Protein-coding gene in the species Homo sapiens

Transforming growth factor beta-3 is a protein that in humans is encoded by the gene.

It is a type of protein, known as a cytokine, which is involved in cell differentiation, embryogenesis and development. It belongs to a large family of cytokines called the Transforming growth factor beta superfamily, which includes the TGF-β family, Bone morphogenetic proteins (BMPs), growth and differentiation factors (GDFs), inhibins and activins.
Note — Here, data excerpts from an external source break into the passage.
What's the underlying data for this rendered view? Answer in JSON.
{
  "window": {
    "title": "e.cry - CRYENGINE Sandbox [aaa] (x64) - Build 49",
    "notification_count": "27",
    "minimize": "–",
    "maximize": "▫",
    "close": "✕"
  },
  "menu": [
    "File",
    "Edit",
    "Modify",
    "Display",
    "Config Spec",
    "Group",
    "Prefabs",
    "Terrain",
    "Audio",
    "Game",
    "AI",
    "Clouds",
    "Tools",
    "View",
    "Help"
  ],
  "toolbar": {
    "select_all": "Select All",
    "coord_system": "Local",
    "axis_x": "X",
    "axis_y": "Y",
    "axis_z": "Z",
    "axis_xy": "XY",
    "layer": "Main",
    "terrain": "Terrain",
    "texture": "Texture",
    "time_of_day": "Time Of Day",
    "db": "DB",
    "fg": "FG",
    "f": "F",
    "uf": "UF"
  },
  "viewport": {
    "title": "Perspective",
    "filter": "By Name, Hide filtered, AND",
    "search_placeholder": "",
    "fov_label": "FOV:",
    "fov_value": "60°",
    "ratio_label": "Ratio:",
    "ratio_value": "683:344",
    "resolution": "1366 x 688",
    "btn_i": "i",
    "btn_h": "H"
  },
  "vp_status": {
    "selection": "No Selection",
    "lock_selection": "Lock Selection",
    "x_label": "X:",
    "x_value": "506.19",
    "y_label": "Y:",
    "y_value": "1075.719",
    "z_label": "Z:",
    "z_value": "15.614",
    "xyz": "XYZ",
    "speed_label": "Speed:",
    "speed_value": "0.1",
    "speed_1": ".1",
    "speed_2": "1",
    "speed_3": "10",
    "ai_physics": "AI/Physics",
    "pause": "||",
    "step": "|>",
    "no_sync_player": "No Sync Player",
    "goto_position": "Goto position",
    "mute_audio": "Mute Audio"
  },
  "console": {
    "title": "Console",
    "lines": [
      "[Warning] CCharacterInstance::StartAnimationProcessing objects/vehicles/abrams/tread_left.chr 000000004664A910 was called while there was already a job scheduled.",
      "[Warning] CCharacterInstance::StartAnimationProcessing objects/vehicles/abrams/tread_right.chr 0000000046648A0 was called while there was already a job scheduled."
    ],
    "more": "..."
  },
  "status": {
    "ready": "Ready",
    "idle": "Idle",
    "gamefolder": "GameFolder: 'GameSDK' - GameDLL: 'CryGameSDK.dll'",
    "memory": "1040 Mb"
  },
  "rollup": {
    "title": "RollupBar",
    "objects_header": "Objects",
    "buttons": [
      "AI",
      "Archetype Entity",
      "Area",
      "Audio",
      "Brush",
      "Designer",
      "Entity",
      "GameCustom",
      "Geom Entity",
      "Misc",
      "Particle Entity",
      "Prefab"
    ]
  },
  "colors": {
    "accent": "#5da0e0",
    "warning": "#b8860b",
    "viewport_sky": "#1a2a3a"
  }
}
TGF-β3 is believed to regulate molecules involved in cellular adhesion and extracellular matrix (ECM) formation during the process of palate development. Without TGF-β3, mammals develop a deformity known as a cleft palate. This is caused by failure of epithelial cells in both sides of the developing palate to fuse. TGF-β3 also plays an essential role in controlling the development of lungs in mammals, by also regulating cell adhesion and ECM formation in this tissue, and controls wound healing by regulating the movements of epidermal and dermal cells in injured skin.

== Interactions ==

Transforming growth factor, beta 3 has been shown to interact with TGF beta receptor 2.

==Clinical research==

After successful phase I/II trials, human recombinant TGF-β3 (avotermin, planned trade name Juvista) failed in Phase III trials.